Mencoba Memahami Puisi "Nama" Karya Saw Notodihardjo



Selamet AW atau dikenal dengan nama pena Saw Notodihardjo adalah penyair akademis. Dia adalah lulusan Pendidikan Bahasa dan Sastra Indonesia Universitas Jember. Beberapa puisinya sudah diterbitkan dalam antologi puisi.

Selain menerbitkan puisi dalam Buku Antologi Puisi, Mas Selamet juga acap kali memposting puisi-puisinya di blog sawnotodihardjo.blogspot.com. Baru-baru ini, Ia memposting Puisi yang berjudul Nama.

Berikut puisi lengkapnya:

NAMA

Nama yang mengudara
hanya perkara waktu
tak ada yang menjamin
akan terus hidup
hujan dan terik matahari
perlahan melumat
dalam kenangan dan ingatan
Nama dibawa kapal berlayar
menemui alamat pelabuhan
diganti nama lain
dicatat perhitungan
sebuah keberadaan
juga kepergian
daun-daun gugur
melebur
daun-daun tumbuh
melepuh
: apa arti sebuah nama?

(Muncar, 010320)

Sumber: http://sawnotodihardjo.blogspot.com/2020/03/nama.html

Tentu saja puisi adalah karya sastra yang padat, bersayap. Sehingga sayup-sayup saja makna yang bisa ditangkap. Tentu saja, Mas Selamet juga tidak akan peduli dengan pemaknaan puisinya oleh siapapun (mungkin).

Maka dengan lancang pula disampaikan melalui tulisan ini. Tentang karya syair yang digubah oleh Mas Selamet di atas, sang Penyair Bumi Blambangan.

Sebelum dilanjutkan, tentu disampaikan dulu bahwa, pisau bedah dalam tulisan ini adalah rasa. Rasa yang ditulis sekenanya tanpa teori puisi yang spesifik dan memadai. Sebut saja pisau bedahnya adalah estetika pribadi, yang berkarat dan tumpul.

NAMA

Nama yang mengudara
hanya perkara waktu
tak ada yang menjamin
akan terus hidup
hujan dan terik matahari
perlahan melumat
dalam kenangan dan ingatan
Nama dibawa kapal berlayar
menemui alamat pelabuhan
diganti nama lain
dicatat perhitungan
sebuah keberadaan
juga kepergian
daun-daun gugur
melebur
daun-daun tumbuh
melepuh
: apa arti sebuah nama?


Diksi yang tandai dengan cetak tebal di atas mengandung kontradiksi. Mengudara, di sisi lain berlayar. Gugur memang melebur, tapi tumbuh kok justru melepuh. Diksi lain yang menunjukkan 'ketidakberdayaan' dan 'kehancuran' adalah 'melumat'.

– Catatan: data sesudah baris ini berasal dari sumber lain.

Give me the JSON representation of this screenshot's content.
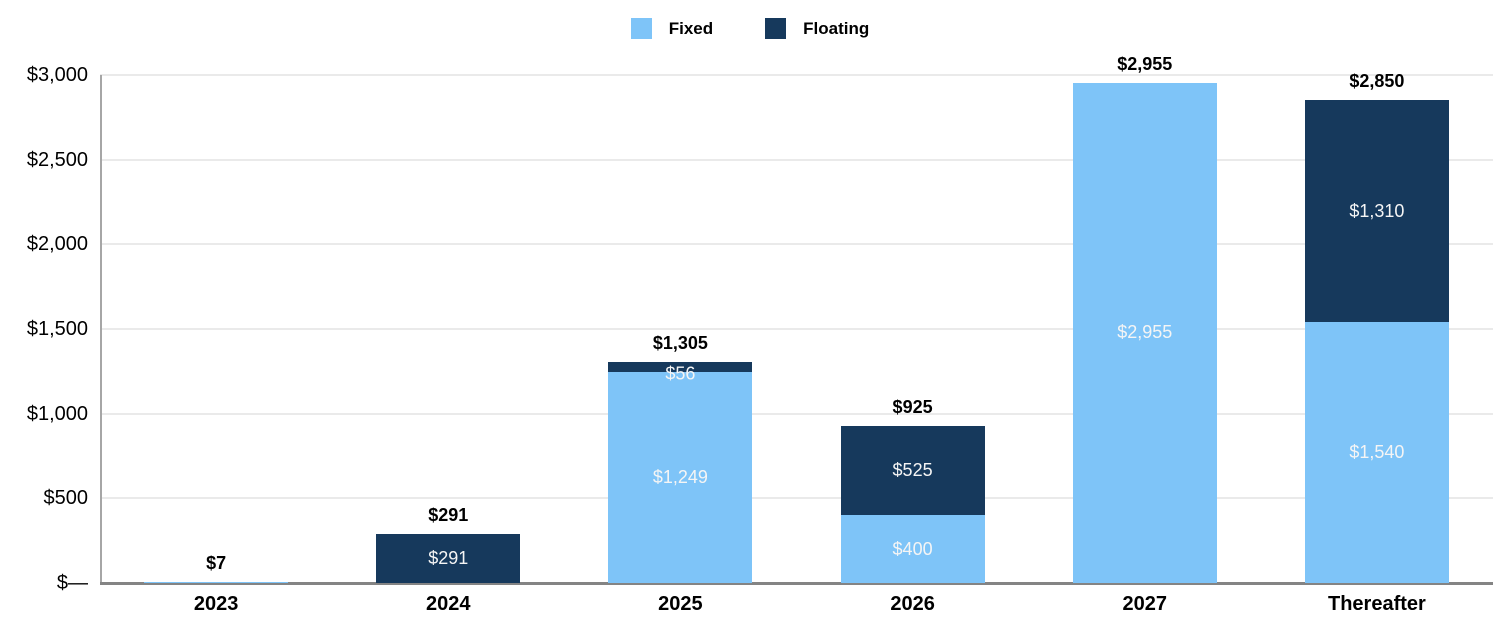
{
  "chart_data": {
    "type": "bar",
    "stacked": true,
    "title": "",
    "xlabel": "",
    "ylabel": "",
    "legend": [
      {
        "label": "Fixed",
        "color": "#7EC4F8"
      },
      {
        "label": "Floating",
        "color": "#16395C"
      }
    ],
    "legend_position": "top-center",
    "grid": true,
    "categories": [
      "2023",
      "2024",
      "2025",
      "2026",
      "2027",
      "Thereafter"
    ],
    "y_axis": {
      "min": 0,
      "max": 3000,
      "step": 500,
      "tick_labels": [
        "$—",
        "$500",
        "$1,000",
        "$1,500",
        "$2,000",
        "$2,500",
        "$3,000"
      ]
    },
    "bars": [
      {
        "category": "2023",
        "total": 7,
        "total_label": "$7",
        "segments": [
          {
            "series": "Fixed",
            "value": 7,
            "label": ""
          }
        ],
        "note": "bar is ~1px tall; segment split not visible in chart"
      },
      {
        "category": "2024",
        "total": 291,
        "total_label": "$291",
        "segments": [
          {
            "series": "Floating",
            "value": 291,
            "label": "$291"
          }
        ]
      },
      {
        "category": "2025",
        "total": 1305,
        "total_label": "$1,305",
        "segments": [
          {
            "series": "Fixed",
            "value": 1249,
            "label": "$1,249"
          },
          {
            "series": "Floating",
            "value": 56,
            "label": "$56"
          }
        ]
      },
      {
        "category": "2026",
        "total": 925,
        "total_label": "$925",
        "segments": [
          {
            "series": "Fixed",
            "value": 400,
            "label": "$400"
          },
          {
            "series": "Floating",
            "value": 525,
            "label": "$525"
          }
        ]
      },
      {
        "category": "2027",
        "total": 2955,
        "total_label": "$2,955",
        "segments": [
          {
            "series": "Fixed",
            "value": 2955,
            "label": "$2,955"
          }
        ]
      },
      {
        "category": "Thereafter",
        "total": 2850,
        "total_label": "$2,850",
        "segments": [
          {
            "series": "Fixed",
            "value": 1540,
            "label": "$1,540"
          },
          {
            "series": "Floating",
            "value": 1310,
            "label": "$1,310"
          }
        ]
      }
    ],
    "colors": {
      "gridline": "#EAEAEA",
      "y_axis_line": "#A6A6A6",
      "baseline": "#848484",
      "segment_label_text": "#F5F5F5",
      "axis_text": "#000000"
    }
  }
}
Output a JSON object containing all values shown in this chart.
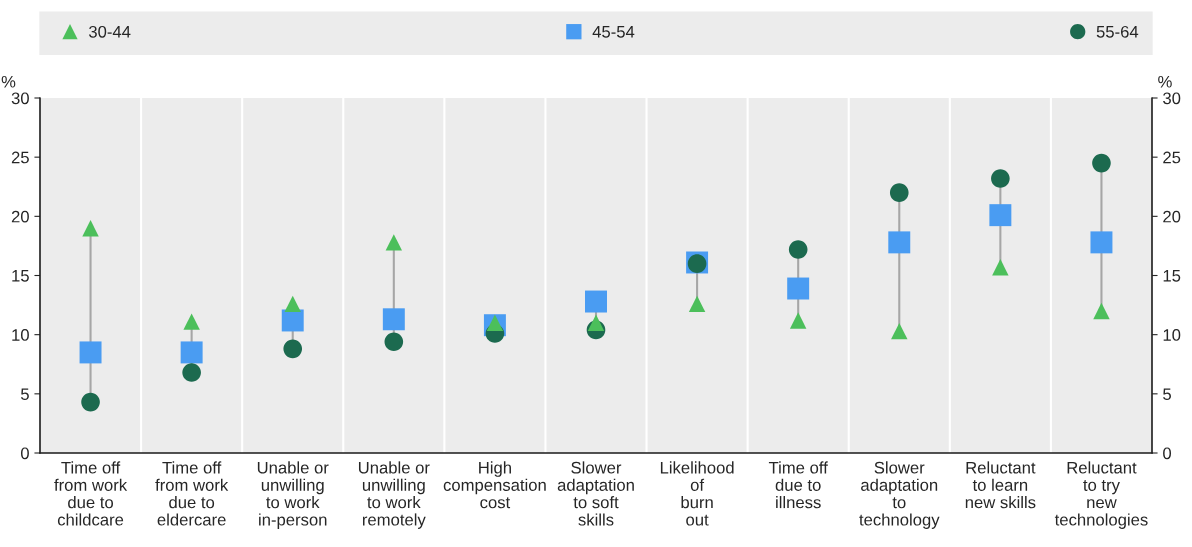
{
  "chart_data": {
    "type": "scatter",
    "categories": [
      "Time off\nfrom work\ndue to\nchildcare",
      "Time off\nfrom work\ndue to\neldercare",
      "Unable or\nunwilling\nto work\nin-person",
      "Unable or\nunwilling\nto work\nremotely",
      "High\ncompensation\ncost",
      "Slower\nadaptation\nto soft\nskills",
      "Likelihood\nof\nburn\nout",
      "Time off\ndue to\nillness",
      "Slower\nadaptation\nto\ntechnology",
      "Reluctant\nto learn\nnew skills",
      "Reluctant\nto try\nnew\ntechnologies"
    ],
    "series": [
      {
        "name": "30-44",
        "color": "#4cbf5b",
        "marker": "triangle",
        "values": [
          19.0,
          11.1,
          12.6,
          17.8,
          11.0,
          11.0,
          12.6,
          11.2,
          10.3,
          15.7,
          12.0
        ]
      },
      {
        "name": "45-54",
        "color": "#4a9cf2",
        "marker": "square",
        "values": [
          8.5,
          8.5,
          11.2,
          11.3,
          10.8,
          12.8,
          16.1,
          13.9,
          17.8,
          20.1,
          17.8
        ]
      },
      {
        "name": "55-64",
        "color": "#1c6a4f",
        "marker": "circle",
        "values": [
          4.3,
          6.8,
          8.8,
          9.4,
          10.1,
          10.4,
          16.0,
          17.2,
          22.0,
          23.2,
          24.5
        ]
      }
    ],
    "ylabel": "%",
    "y2label": "%",
    "ylim": [
      0,
      30
    ],
    "yticks": [
      0,
      5,
      10,
      15,
      20,
      25,
      30
    ],
    "y2lim": [
      0,
      30
    ],
    "y2ticks": [
      0,
      5,
      10,
      15,
      20,
      25,
      30
    ],
    "grid": "x",
    "legend": "top"
  }
}
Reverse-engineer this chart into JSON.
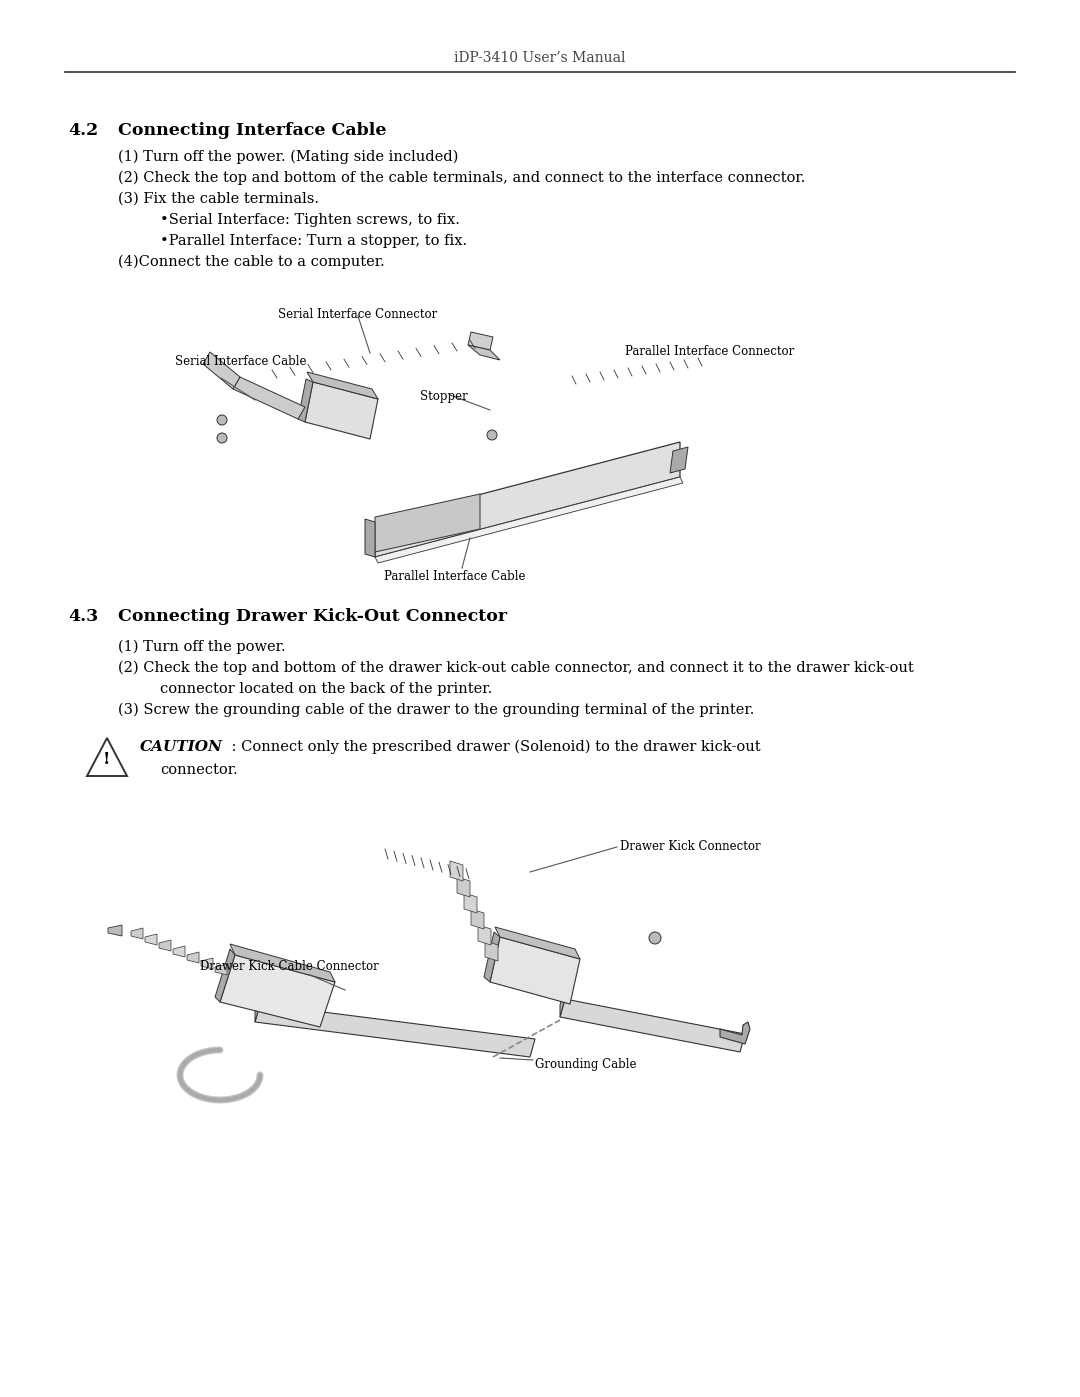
{
  "header_text": "iDP-3410 User’s Manual",
  "bg_color": "#ffffff",
  "text_color": "#000000",
  "section_42_num": "4.2",
  "section_42_head": "Connecting Interface Cable",
  "section_42_body": [
    "(1) Turn off the power. (Mating side included)",
    "(2) Check the top and bottom of the cable terminals, and connect to the interface connector.",
    "(3) Fix the cable terminals.",
    "•Serial Interface: Tighten screws, to fix.",
    "•Parallel Interface: Turn a stopper, to fix.",
    "(4)Connect the cable to a computer."
  ],
  "section_43_num": "4.3",
  "section_43_head": "Connecting Drawer Kick-Out Connector",
  "section_43_body_1": "(1) Turn off the power.",
  "section_43_body_2": "(2) Check the top and bottom of the drawer kick-out cable connector, and connect it to the drawer kick-out",
  "section_43_body_2b": "connector located on the back of the printer.",
  "section_43_body_3": "(3) Screw the grounding cable of the drawer to the grounding terminal of the printer.",
  "caution_bold": "CAUTION",
  "caution_rest": " : Connect only the prescribed drawer (Solenoid) to the drawer kick-out",
  "caution_line2": "connector.",
  "fig1_label_sic": "Serial Interface Cable",
  "fig1_label_siconn": "Serial Interface Connector",
  "fig1_label_stopper": "Stopper",
  "fig1_label_piconn": "Parallel Interface Connector",
  "fig1_label_pic": "Parallel Interface Cable",
  "fig2_label_dkconn": "Drawer Kick Connector",
  "fig2_label_dkcc": "Drawer Kick Cable Connector",
  "fig2_label_gc": "Grounding Cable",
  "line_color": "#555555",
  "fig_gray_light": "#d8d8d8",
  "fig_gray_mid": "#aaaaaa",
  "fig_gray_dark": "#666666",
  "fig_edge": "#333333"
}
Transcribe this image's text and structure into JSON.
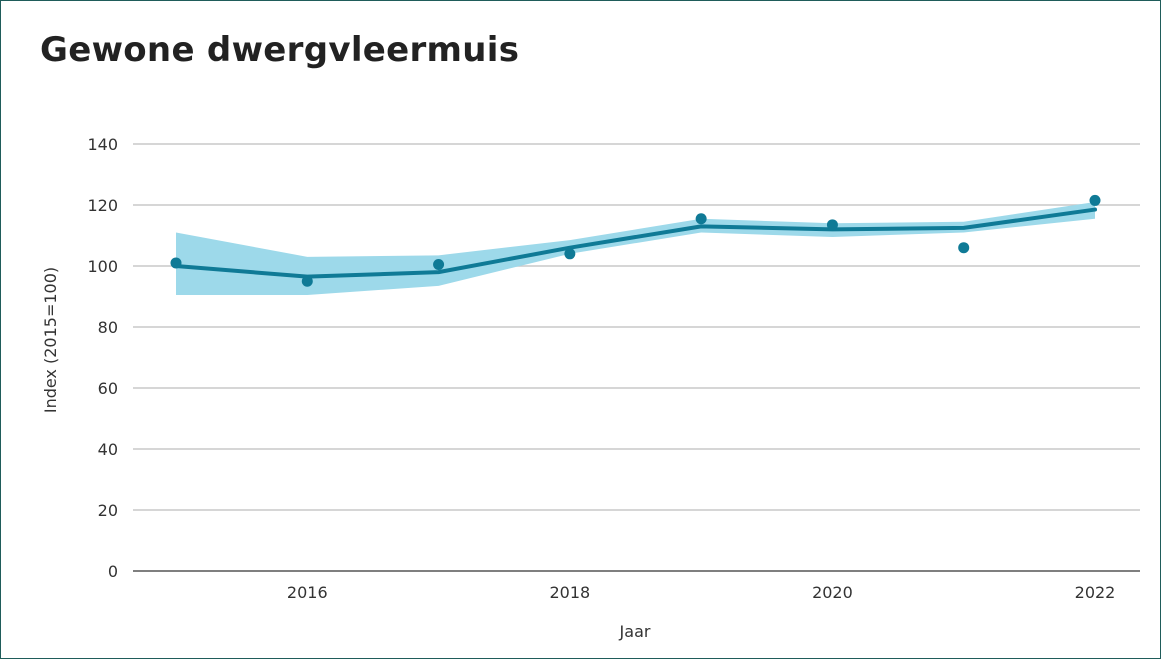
{
  "chart_data": {
    "type": "line",
    "title": "Gewone dwergvleermuis",
    "xlabel": "Jaar",
    "ylabel": "Index (2015=100)",
    "xlim": [
      2015,
      2022
    ],
    "ylim": [
      0,
      140
    ],
    "x_ticks": [
      2016,
      2018,
      2020,
      2022
    ],
    "y_ticks": [
      0,
      20,
      40,
      60,
      80,
      100,
      120,
      140
    ],
    "grid": true,
    "trend": {
      "x": [
        2015,
        2016,
        2017,
        2018,
        2019,
        2020,
        2021,
        2022
      ],
      "values": [
        100,
        96.5,
        98,
        106,
        113,
        112,
        112.5,
        118.5
      ]
    },
    "band": {
      "x": [
        2015,
        2016,
        2017,
        2018,
        2019,
        2020,
        2021,
        2022
      ],
      "lower": [
        90.5,
        90.5,
        93.5,
        104,
        111,
        109.5,
        111,
        115.5
      ],
      "upper": [
        111,
        103,
        103.5,
        108.5,
        115.5,
        114,
        114.5,
        121
      ]
    },
    "points": {
      "x": [
        2015,
        2016,
        2017,
        2018,
        2019,
        2020,
        2021,
        2022
      ],
      "values": [
        101,
        95,
        100.5,
        104,
        115.5,
        113.5,
        106,
        121.5
      ]
    },
    "colors": {
      "line": "#0f7a96",
      "band": "#9dd9ea",
      "points": "#0f7a96",
      "grid": "#c8c8c8"
    }
  }
}
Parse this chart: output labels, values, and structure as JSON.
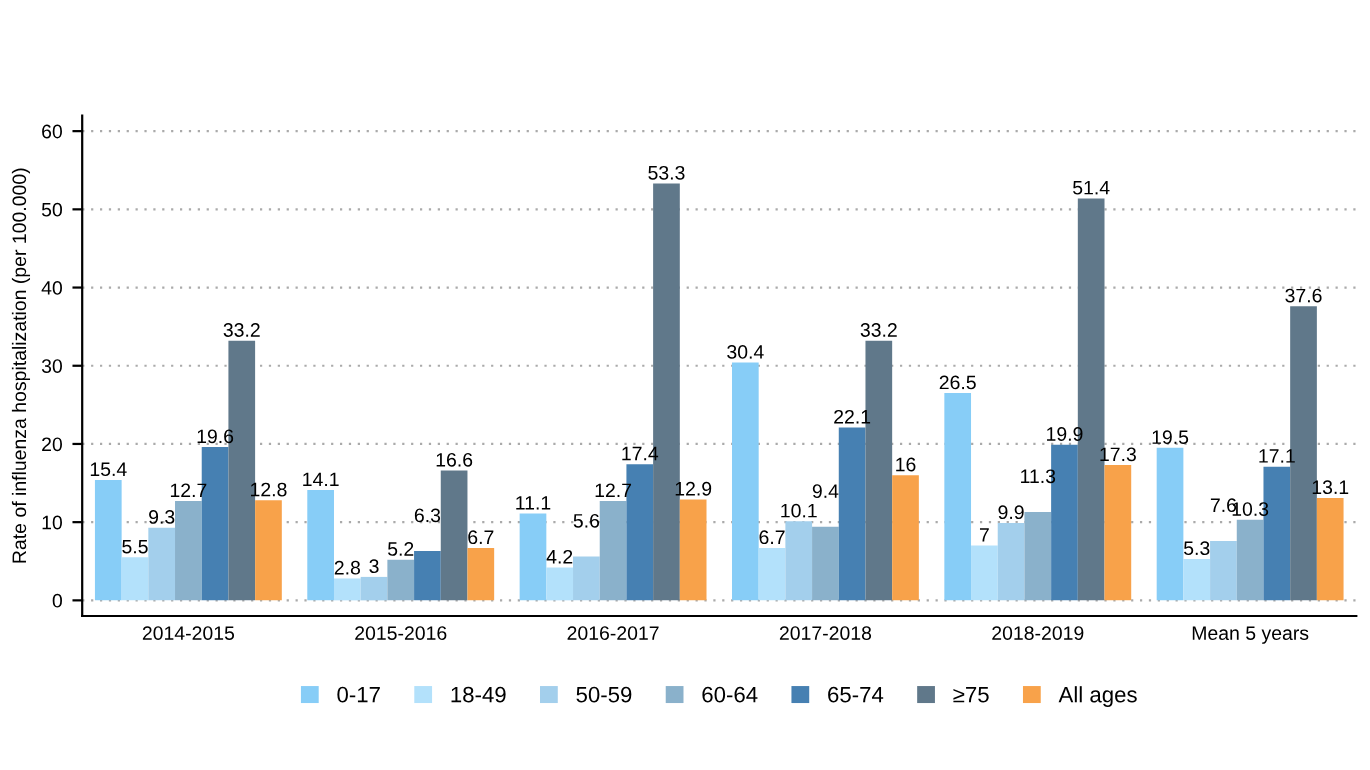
{
  "chart_data": {
    "type": "bar",
    "ylabel": "Rate of influenza hospitalization (per 100.000)",
    "categories": [
      "2014-2015",
      "2015-2016",
      "2016-2017",
      "2017-2018",
      "2018-2019",
      "Mean 5 years"
    ],
    "series": [
      {
        "name": "0-17",
        "color": "#87cdf7",
        "values": [
          15.4,
          14.1,
          11.1,
          30.4,
          26.5,
          19.5
        ]
      },
      {
        "name": "18-49",
        "color": "#b3e1fb",
        "values": [
          5.5,
          2.8,
          4.2,
          6.7,
          7,
          5.3
        ]
      },
      {
        "name": "50-59",
        "color": "#a3cfec",
        "values": [
          9.3,
          3,
          5.6,
          10.1,
          9.9,
          7.6
        ]
      },
      {
        "name": "60-64",
        "color": "#8ab1cb",
        "values": [
          12.7,
          5.2,
          12.7,
          9.4,
          11.3,
          10.3
        ]
      },
      {
        "name": "65-74",
        "color": "#4680b2",
        "values": [
          19.6,
          6.3,
          17.4,
          22.1,
          19.9,
          17.1
        ]
      },
      {
        "name": "≥75",
        "color": "#60788a",
        "values": [
          33.2,
          16.6,
          53.3,
          33.2,
          51.4,
          37.6
        ]
      },
      {
        "name": "All ages",
        "color": "#f8a24a",
        "values": [
          12.8,
          6.7,
          12.9,
          16,
          17.3,
          13.1
        ]
      }
    ],
    "ylim": [
      -2,
      62
    ],
    "yticks": [
      0,
      10,
      20,
      30,
      40,
      50,
      60
    ],
    "grid": "y",
    "legend": "bottom",
    "data_labels": true
  }
}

Diksi-diksi tersebut menunjukkan 'kehilangan'. Ditambah lagi ada diksi 'diganti nama lain' dan 'kepergian'. Jadi ada rotasi yang tidak seimbang. Lebih banyak kehilangannya.


Kepadatan Puisi

Mas Selamet ini menuangkan begitu saja untaian kata dalam blognya. Tidak menyaring pilihan kata dan baris. Terasa sangat tidak padat. Menggunakan kata yang 'berlebihan' untuk takaran sebuah puisi.

Beberapa kata yang bisa dipadatkan --ini usul, Mas-- antara lain:

NAMA


tak ada yang menjamin
akan terus hidup

=> Tak ada jaminan terus hidup






hujan dan terik matahari

Mengapa terik masih dilekati 'matahari' bukankah sebuah 'terik' sudah mengandung makna Matahari?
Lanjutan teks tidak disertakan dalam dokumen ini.